Llevamos ya mucho tiempo dándole vueltas al asunto del populismo. No es un fenómeno nuevo, por supuesto. Ni es fácilmente definible, porque lo hay de todos los colores y cataduras. Para discernir en qué consiste resulta útil un proceso de eliminación. Veamos: puede encarnarse en forma de dictadura de derechas o de izquierdas (Mussolini o Chávez) y, por tanto, no es posible describirlo por sus rasgos ideológicos; puede surgir de procesos formalmente democráticos (Donald Trump o el Brexit) y, por tanto, no debemos identificarlo con la ruptura de la legalidad; puede propugnar el neoliberalismo (Bolsonaro) o el proteccionismo (Kirchner) y, por tanto, su doctrina económica es secundaria.

Hay quien dice que se caracteriza por ofrecer soluciones simples a problemas complejos. En ese caso, no costaría nada describirlo: el populismo sería justo lo contrario a un intelectual francés. También hay quien lo describe como la reacción airada de una mayoría social contra las élites dominantes. Pero en muchas ocasiones, desde Julio César a Boris Johnson, el populismo encumbra a miembros de la élite.

¿Entonces? Solo existe un rasgo común a todos los populismos: la revuelta de un sector importante de la sociedad cuando el sistema (y frecuentemente la simple realidad) frustra sus aspiraciones; cuanto menos física y más emocional la necesidad frustrada, más intensa la reacción. En la peor de sus manifestaciones, el populismo tendría un equivalente filosófico. Vendría a ser lo mismo que la metafísica según Wittgenstein: soluciones imposibles para problemas imaginarios.

La hegemonía comunicativa de las redes sociales ha proporcionado al populismo una energía casi inagotable. Ya no hace falta canales de intermediación entre el líder y su pueblo, ni instituciones representativas para debatir propuestas políticas, ni un conjunto de reglas más o menos estables y razonables. Vivimos en la ilusión de que todo es posible. Para conseguirlo, basta con identificar y suprimir a los culpables de nuestra insatisfacción. Y erigir la voluntad popular (que no necesariamente ha de coincidir con la voluntad de la mayoría) en valor supremo.
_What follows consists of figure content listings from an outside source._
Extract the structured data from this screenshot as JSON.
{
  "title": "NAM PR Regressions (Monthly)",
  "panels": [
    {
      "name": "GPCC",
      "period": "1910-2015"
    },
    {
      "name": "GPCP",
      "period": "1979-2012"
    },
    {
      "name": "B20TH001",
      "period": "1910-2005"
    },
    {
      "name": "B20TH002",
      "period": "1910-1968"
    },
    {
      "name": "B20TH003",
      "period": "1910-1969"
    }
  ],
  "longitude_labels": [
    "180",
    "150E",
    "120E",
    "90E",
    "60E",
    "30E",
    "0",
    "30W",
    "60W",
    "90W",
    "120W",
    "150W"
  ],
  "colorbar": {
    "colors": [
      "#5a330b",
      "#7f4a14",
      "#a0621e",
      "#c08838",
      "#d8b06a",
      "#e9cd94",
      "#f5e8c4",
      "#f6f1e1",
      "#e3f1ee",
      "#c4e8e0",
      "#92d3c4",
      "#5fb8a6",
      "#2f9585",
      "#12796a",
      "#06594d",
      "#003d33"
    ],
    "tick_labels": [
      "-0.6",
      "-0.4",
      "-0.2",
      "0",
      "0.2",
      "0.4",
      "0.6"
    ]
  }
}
Si creemos que el populismo tiene siempre raíces socioeconómicas, como en Latinoamérica, nos equivocamos. Europa, donde no deja de agravarse el conflicto entre las estructuras tecnocráticas de la Unión y la creciente ensoñación nacionalista, ofrece un ámbito ideal para el populismo más puro, el que brota de la cultura, los mitos y los pasados imaginarios. La Europa que quiere seguir siendo tan soberana como la Francia napoleónica, tan cristiana como en el medievo, tan blanca como en sus sueños y tan próspera como en 1960 tiene ante sí un magnífico futuro populista.